Fig. 7. PSPC1-CT131 targeting of PSPC1 and PTK6 reduces metastasis in HCC.

a Representative images of nude mice (top) and the tumor growth curves (bottom) in nude mice injected with parental and PSPC1-CT131-overexpressing Mahlavu cells. Tumor volumes at 6 weeks post injection are presented as the mean ± SEM (n = 5/group).
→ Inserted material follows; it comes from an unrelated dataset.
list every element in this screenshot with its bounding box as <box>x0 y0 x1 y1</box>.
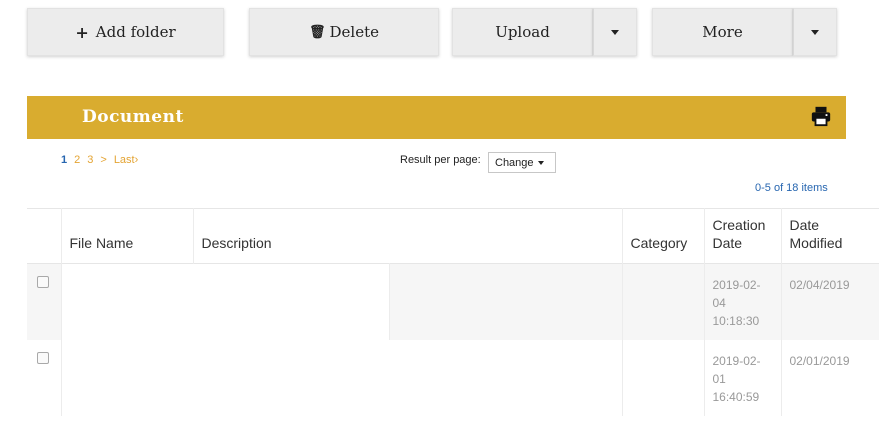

Data statistics were based on *p < 0.05, **p < 0.01, and ***p < 0.001 calculated by ordinary two-way ANOVA with post hoc Tukey’s test compared to the mock control. b Time flowchart of the therapeutic schedule of tail vein injections of PSPC1-CT131/jetPEI^® into mice carrying tail vein injected Mahlavu cells. c Representative bioluminescence images of experiments in (b). d–f Injection of PSPC1-CT131 plasmid packaged in vivo with jetPEI^® not only reduced lung metastasis (d, e) but also prolonged mouse survival (f) in the tail vein injected lung metastasis model (n = 8/groups). Data statistics were based on *p < 0.05, **p < 0.01, and ***p < 0.001 calculated by Log-rank test compared to vehicle control. g Validated expressions of the PSPC1/PTK6/β-catenin axis by IHC staining of lung tumors after the administration of PSPC1-CT131 in a mouse lung metastasis model. Red squares on the top right corner of each IHC image stand for enlargement of stained tissues. The scale bar represents 100 µm. Source data are provided as a Source Data file.
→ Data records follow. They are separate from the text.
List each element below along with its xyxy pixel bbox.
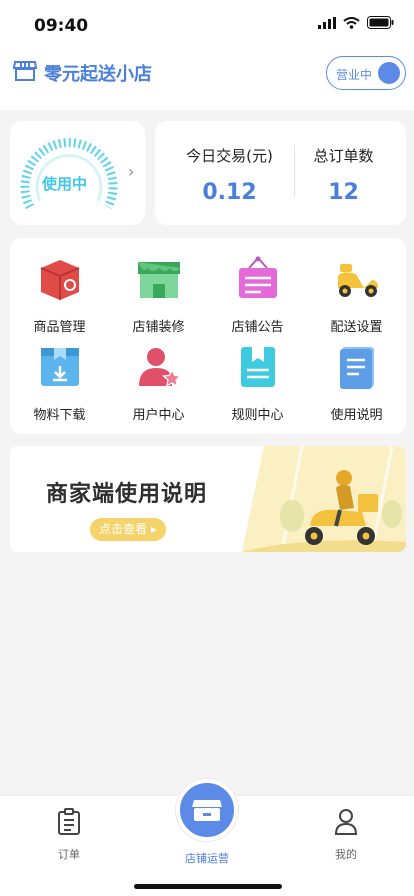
- tab-orders[interactable]: 订单: [19, 808, 119, 862]
- status-bar: 09:40: [0, 0, 414, 52]
- scooter-icon: [337, 264, 378, 297]
- banner-title: 商家端使用说明: [46, 482, 208, 507]
- chevron-right-icon: ›: [128, 162, 135, 181]
- stats-card: 今日交易(元) 0.12 总订单数 12: [155, 121, 406, 225]
- arrow-right-icon: ▸: [150, 522, 157, 536]
- tab-store-operations-label: 店铺运营: [185, 852, 229, 865]
- wifi-icon: [343, 16, 360, 29]
- total-orders-label: 总订单数: [313, 147, 374, 165]
- business-status-label: 营业中: [336, 68, 373, 82]
- toggle-knob: [378, 62, 400, 84]
- menu-item-delivery-settings[interactable]: 配送设置: [307, 256, 406, 335]
- user-star-icon: [138, 348, 182, 388]
- download-box-icon: [40, 348, 79, 386]
- usage-status-card[interactable]: 使用中 ›: [10, 121, 145, 225]
- banner-button-label: 点击查看: [99, 522, 148, 536]
- store-operations-center-button[interactable]: [176, 779, 238, 841]
- user-profile-icon: [334, 809, 358, 835]
- delivery-rider-illustration: [242, 446, 406, 552]
- storefront-icon: [192, 800, 222, 821]
- clipboard-icon: [58, 808, 80, 835]
- total-orders-stat[interactable]: 总订单数 12: [281, 145, 406, 205]
- usage-status-label: 使用中: [42, 175, 88, 193]
- menu-label: 使用说明: [330, 408, 383, 423]
- bookmark-doc-icon: [240, 347, 275, 387]
- storefront-icon: [137, 262, 180, 298]
- menu-label: 店铺装修: [132, 320, 185, 335]
- menu-label: 配送设置: [330, 320, 383, 335]
- menu-item-material-download[interactable]: 物料下载: [10, 344, 109, 423]
- menu-item-product-management[interactable]: 商品管理: [10, 256, 109, 335]
- total-orders-value: 12: [328, 180, 359, 205]
- today-trade-value: 0.12: [202, 180, 257, 205]
- menu-item-store-notice[interactable]: 店铺公告: [208, 256, 307, 335]
- tab-orders-label: 订单: [58, 848, 80, 861]
- store-icon: [13, 61, 37, 81]
- banner-view-button[interactable]: 点击查看 ▸: [90, 518, 166, 541]
- menu-label: 用户中心: [132, 408, 185, 423]
- menu-label: 物料下载: [33, 408, 86, 423]
- today-trade-stat[interactable]: 今日交易(元) 0.12: [167, 145, 292, 205]
- notice-board-icon: [238, 256, 277, 298]
- menu-item-store-decoration[interactable]: 店铺装修: [109, 256, 208, 335]
- signal-icon: [318, 16, 336, 29]
- today-trade-label: 今日交易(元): [186, 147, 273, 165]
- product-box-icon: [40, 260, 79, 300]
- home-indicator: [134, 884, 282, 889]
- tab-store-operations[interactable]: 店铺运营: [157, 844, 257, 866]
- status-icons: [318, 16, 394, 29]
- battery-icon: [367, 16, 394, 29]
- merchant-guide-banner[interactable]: 商家端使用说明 点击查看 ▸: [10, 446, 406, 552]
- menu-item-user-center[interactable]: 用户中心: [109, 344, 208, 423]
- store-name: 零元起送小店: [44, 64, 152, 85]
- menu-item-rules-center[interactable]: 规则中心: [208, 344, 307, 423]
- manual-book-icon: [339, 347, 374, 389]
- feature-menu: 商品管理 店铺装修 店铺公告 配送设置 物料下载 用户中心 规则中心 使用说明: [10, 238, 406, 434]
- header: 零元起送小店 营业中: [0, 52, 414, 110]
- business-status-toggle[interactable]: 营业中: [326, 56, 406, 90]
- tab-mine[interactable]: 我的: [296, 808, 396, 862]
- menu-item-user-guide[interactable]: 使用说明: [307, 344, 406, 423]
- menu-label: 店铺公告: [231, 320, 284, 335]
- menu-label: 规则中心: [231, 408, 284, 423]
- tab-mine-label: 我的: [335, 848, 357, 861]
- status-time: 09:40: [34, 16, 89, 36]
- menu-label: 商品管理: [33, 320, 86, 335]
Fig. 8. Hypothetical models of the PSPC1/PTK6 interaction modulating Wnt/β-catenin autocrine signaling and PSPC1-CT131 as a dual inhibitor of PSPC1 and PTK6 suppressing downstream oncogenic signaling.
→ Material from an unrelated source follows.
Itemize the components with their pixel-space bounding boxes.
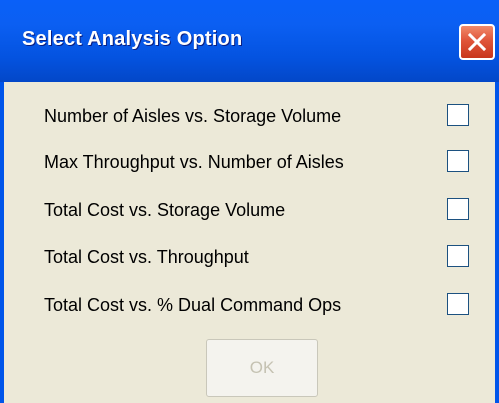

a PTK6 suppressed PSPC1 oncogenic features by phosphorylation and interaction on Y523 of PSPC1 and was sequestered in the nucleus as a tumor suppressor. b PSPC1 upregulation or mutation of the PTK6 phosphorylation site PSPC1-Y523F augmented Wnt3a autocrine signaling to facilitate β-catenin nuclear and p-PTK6 cytoplasmic/membrane translocations to synergize the oncogenic signaling of both PSPC1 and PTK6, which facilitated EMT, stemness and metastasis. c Treatment of PSPC1-CT131 as a dual inhibitor of PSPC1 and PTK6 reduced the expression of both oncogenic PSPC1 and PTK6 to suppress HCC tumor progression. Overall, PSPC1-CT131, a dual inhibitor of PTK6 tyrosine kinase and PSPC1 pro-metastatic master activator, is a potent anticancer agent that prolongs the survival of mice in an HCC mouse model.